STEPPING into the director chair and mastering their own production has now flourished into a potential career for aspiring playwrights Isidora Pandilovska and Charlotte Smith.
Both Tenison Woods College 2018 graduates pounced at the rare opportunity to become involved when the National Institute of Dramatic Arts outreach program visited Mount Gambier earlier this year.
With nine weeks of mentoring from NIDA head of writing Dr Stephen Sewell, Isidora and Charlotte worked with 14 Year 10 students to produce Track & Field, which was performed on June 12 at Wehl Street Theatre.
Isidora said the production allowed them to gain “real-life” experience in the industry.
“We have gained a valuable insight and Stephen’s mentorship was just a blessing,” she said.
“It was a surreal moment seeing what is involved from behind-the-scenes and watching people say the words we wrote and produced on stage.
“It was challenging in a good way and has challenged us to improve and become better.”
Charlotte said the play reatured a brainstorm of ideas from the students involved and was a “disguised” way to raise mental health awareness.
“The students we were working with wanted to shine a light on mental health and raise awareness in a unique way so we incorporated it into our production,” she said.
“As the production is aimed for people aged 14 and over we thought it was the target age group.
“You do not necessarily see people talking about it at lunch or in the schoolyard so it gave the play meaning.”
Charlotte said students were reluctant but grew to the idea, with the final production exceeding expectations.
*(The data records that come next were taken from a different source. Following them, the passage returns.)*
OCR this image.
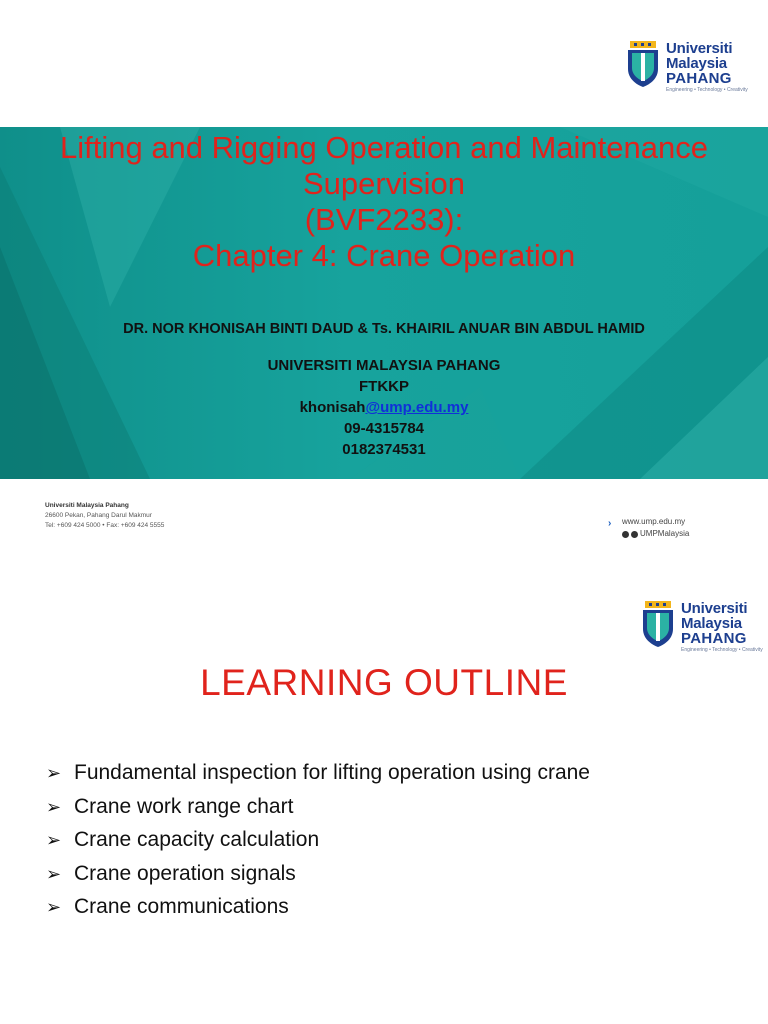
Universiti
Malaysia
PAHANG
Engineering • Technology • Creativity
Lifting and Rigging Operation and Maintenance
Supervision
(BVF2233):
Chapter 4: Crane Operation
DR. NOR KHONISAH BINTI DAUD & Ts. KHAIRIL ANUAR BIN ABDUL HAMID
UNIVERSITI MALAYSIA PAHANG
FTKKP
khonisah@ump.edu.my
09-4315784
0182374531
Universiti Malaysia Pahang
26600 Pekan, Pahang Darul Makmur
Tel: +609 424 5000 • Fax: +609 424 5555	› www.ump.edu.my
UMPMalaysia
Universiti
Malaysia
PAHANG
Engineering • Technology • Creativity
LEARNING OUTLINE
➢ Fundamental inspection for lifting operation using crane
➢ Crane work range chart
➢ Crane capacity calculation
➢ Crane operation signals
➢ Crane communications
“As we were giving each character a scene at a time they found it hard to understand what we were planning and honestly we did not really know what we were planning at the time either,” she said.
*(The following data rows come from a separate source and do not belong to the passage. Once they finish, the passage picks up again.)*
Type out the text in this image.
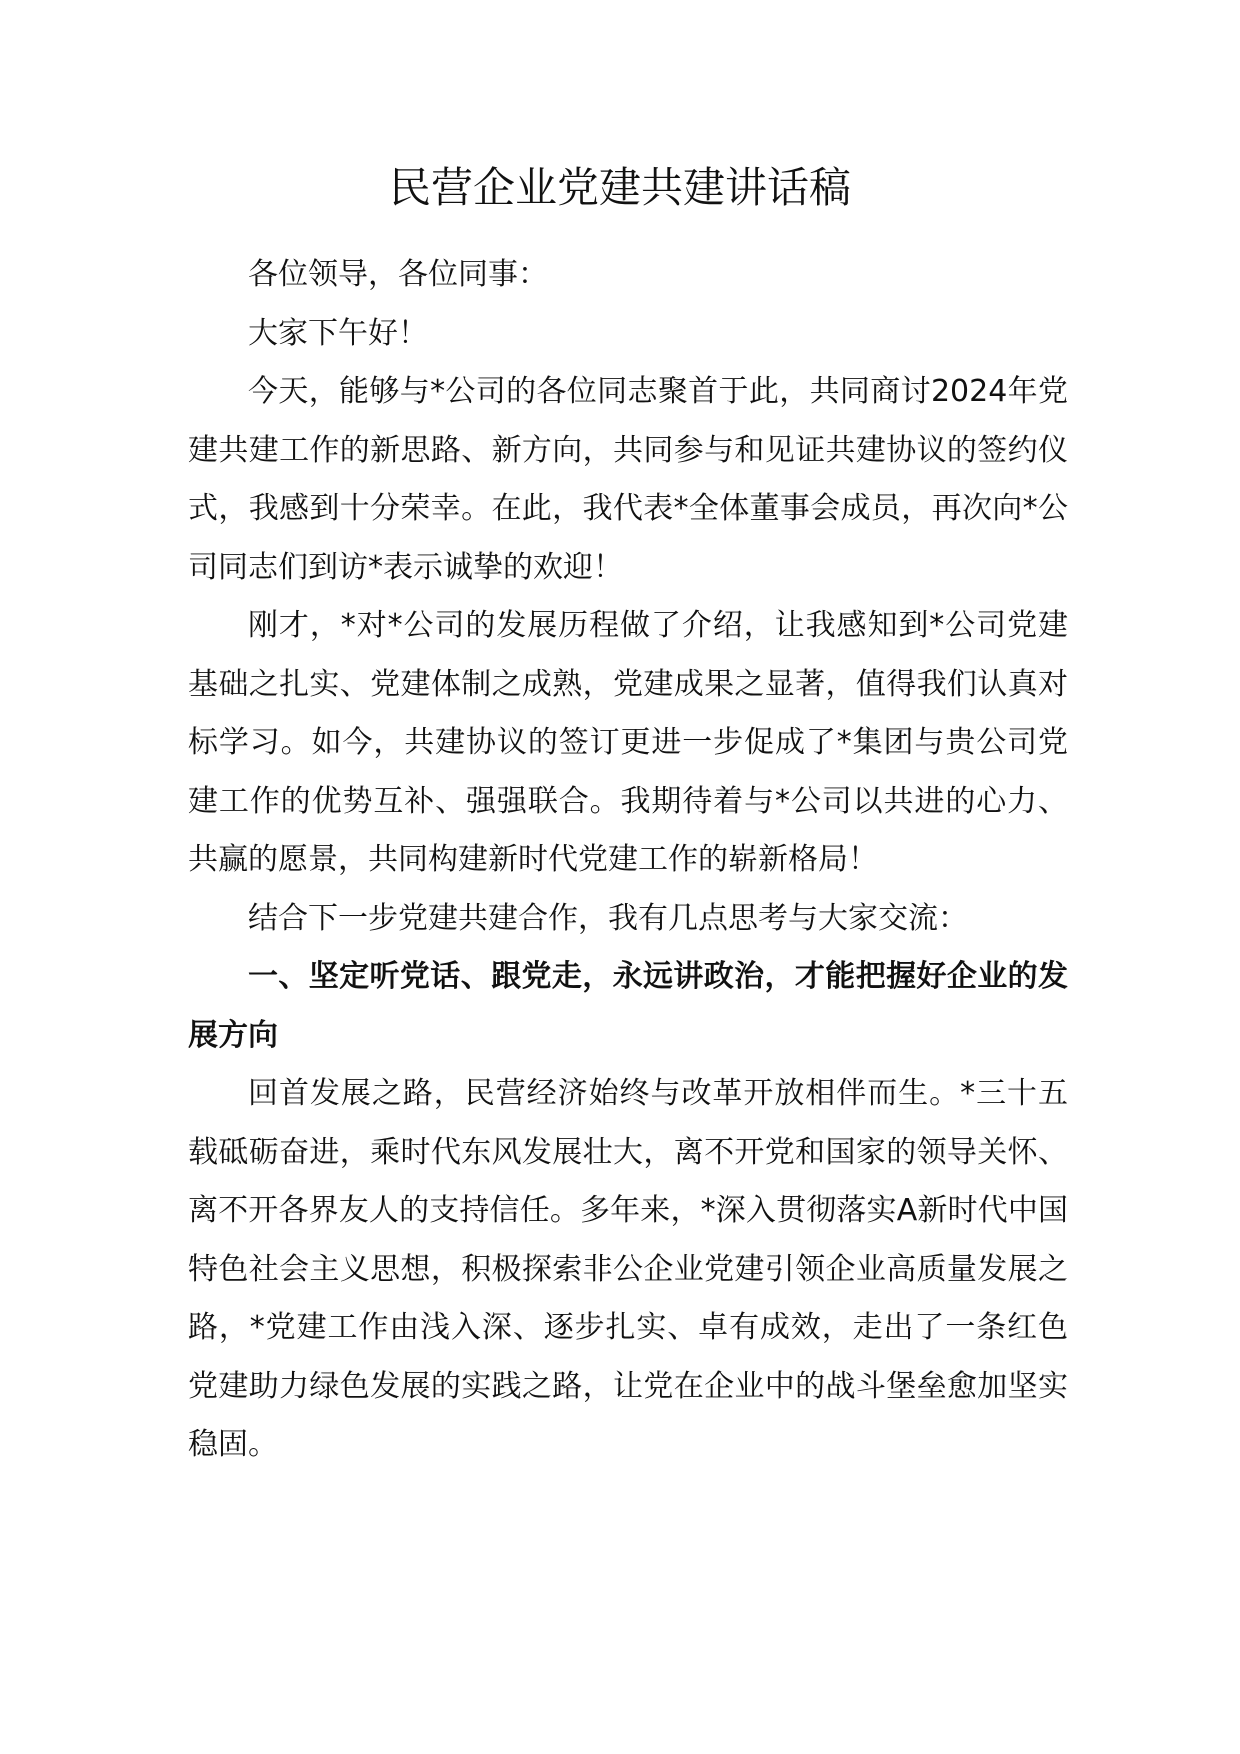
民营企业党建共建讲话稿

各位领导，各位同事：

大家下午好！

今天，能够与*公司的各位同志聚首于此，共同商讨2024年党建共建工作的新思路、新方向，共同参与和见证共建协议的签约仪式，我感到十分荣幸。在此，我代表*全体董事会成员，再次向*公司同志们到访*表示诚挚的欢迎！

刚才，*对*公司的发展历程做了介绍，让我感知到*公司党建基础之扎实、党建体制之成熟，党建成果之显著，值得我们认真对标学习。如今，共建协议的签订更进一步促成了*集团与贵公司党建工作的优势互补、强强联合。我期待着与*公司以共进的心力、共赢的愿景，共同构建新时代党建工作的崭新格局！

结合下一步党建共建合作，我有几点思考与大家交流：

一、坚定听党话、跟党走，永远讲政治，才能把握好企业的发展方向

回首发展之路，民营经济始终与改革开放相伴而生。*三十五载砥砺奋进，乘时代东风发展壮大，离不开党和国家的领导关怀、离不开各界友人的支持信任。多年来，*深入贯彻落实A新时代中国特色社会主义思想，积极探索非公企业党建引领企业高质量发展之路，*党建工作由浅入深、逐步扎实、卓有成效，走出了一条红色党建助力绿色发展的实践之路，让党在企业中的战斗堡垒愈加坚实稳固。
“Once we had everything written down, they gave us feedback on what they thought we should change and we took it all on board and coordinated with them.
“We would never have had the opportunity if it was not for college drama teacher Eliza Suggate, she was the one which made it all happen.”
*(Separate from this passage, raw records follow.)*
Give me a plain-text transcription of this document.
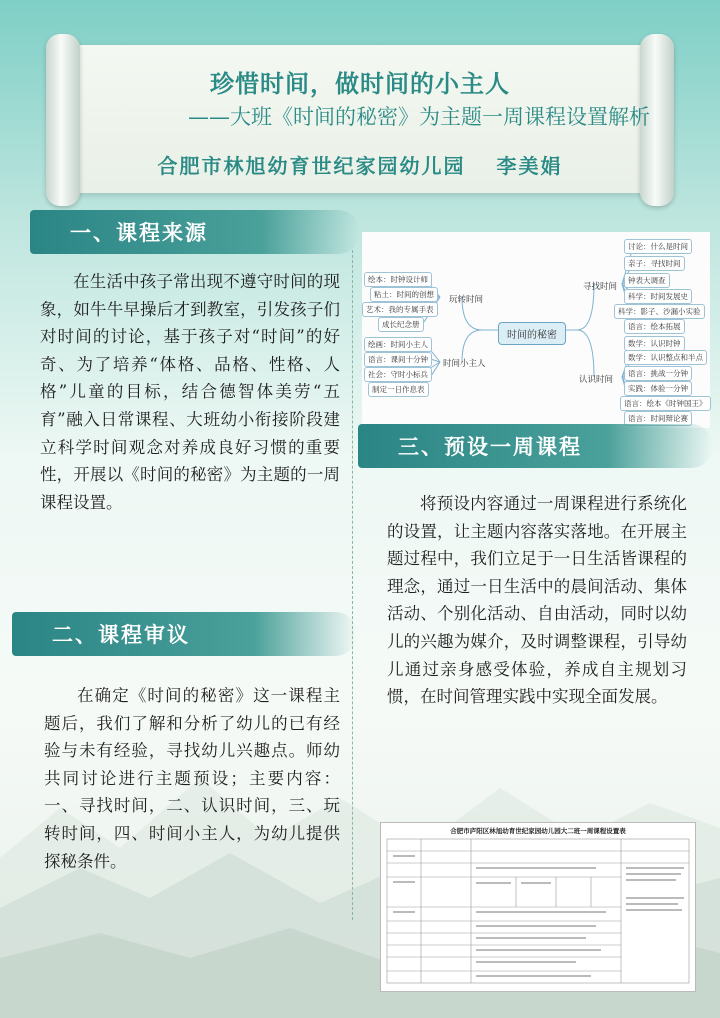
珍惜时间，做时间的小主人
——大班《时间的秘密》为主题一周课程设置解析
合肥市林旭幼育世纪家园幼儿园　 李美娟
一、课程来源

在生活中孩子常出现不遵守时间的现象，如牛牛早操后才到教室，引发孩子们对时间的讨论，基于孩子对“时间”的好奇、为了培养“体格、品格、性格、人格”儿童的目标，结合德智体美劳“五育”融入日常课程、大班幼小衔接阶段建立科学时间观念对养成良好习惯的重要性，开展以《时间的秘密》为主题的一周课程设置。

二、课程审议

在确定《时间的秘密》这一课程主题后，我们了解和分析了幼儿的已有经验与未有经验，寻找幼儿兴趣点。师幼共同讨论进行主题预设；主要内容：一、寻找时间，二、认识时间，三、玩转时间，四、时间小主人，为幼儿提供探秘条件。

时间的秘密
玩转时间
绘本：时钟设计师
粘土：时间的创想
艺术：我的专属手表
成长纪念册
时间小主人
绘画：时间小主人
语言：课间十分钟
社会：守时小标兵
制定一日作息表
寻找时间
讨论：什么是时间
亲子：寻找时间
钟表大调查
科学：时间发展史
科学：影子、沙漏小实验
语言：绘本拓展
认识时间
数学：认识时钟
数学：认识整点和半点
语言：挑战一分钟
实践：体验一分钟
语言：绘本《时钟国王》
语言：时间辩论赛
三、预设一周课程

将预设内容通过一周课程进行系统化的设置，让主题内容落实落地。在开展主题过程中，我们立足于一日生活皆课程的理念，通过一日生活中的晨间活动、集体活动、个别化活动、自由活动，同时以幼儿的兴趣为媒介，及时调整课程，引导幼儿通过亲身感受体验，养成自主规划习惯，在时间管理实践中实现全面发展。

合肥市庐阳区林旭幼育世纪家园幼儿园大二班一周课程设置表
Charlotte said the mentorship with Dr Sewell was priceless, with the outreach program debuting in Mount Gambier in 2019.
“Mount Gambier is not overly culturally aware of the arts so for someone from NIDA to recognise people’s work from down here is a big deal,” she said.
“We are able to use Stephen as a reference, have met Country Arts SA creative programs manager Merilyn de Nys and are now being encouraged for involvement in creative writing workshops.
“A life goal for me would be to pursue a career in screenwriting and this has definitely opened doors for both of us.”
Dr Sewell said NIDA would like to see more support the appreciation of drama and performance across Australia.
“We want as many young people as possible come to us especially if they are interested in an arts related career,” he said.
“The opportunity to reach out to regional areas has been brilliant.
“Hopefully in years to come I will see these students studying with me at NIDA to continue their journey to the top.”
Dr Sewell said both school productions were particular and finely written and will stay with the writers forever.
“Both were localised and set in Mount Gambier which made it even more relatable to the audience,” he said.
“I am excited to work with the material and pitch it to the South Australian Film Corporation to be developed into a film or a tv series.
“I thank the support we have received from Country Arts SA and am convinced they will help cultivate, assist, support and encourage future artists in years to come.”
Isidora said she is now looking a career pathway which will lead into screenwriting and directing.
“We both have big aspirations which we hope we able to fulfill,” she said.
“The Wehl Street Theatre Group is looking for writers so we are in on pitching ideas.
“I think we just want to as much experience as we can, while we can.”
The upcoming playwrights are putting ideas together for a sequel and variations of the script to “bring it back to life” in the future.
“It has involved many 3am brainstorms so ideas are a bit crazy at the moment,” Charlotte said.
“We would also love to put the script online for people to get the royalties for it.
“The whole involvement was a great opportunity and we are thankful for everyone who put in their involved efforts.”
With St Martins Lutheran College being Tenison’s 2019 NIDA Outreach Program regional partner, Year 10 drama students also visited the college for an encore performance of their original play It’s So Deep on June 14.
Involved students also worked with Dr Sewell through the 9-week period to produce the production.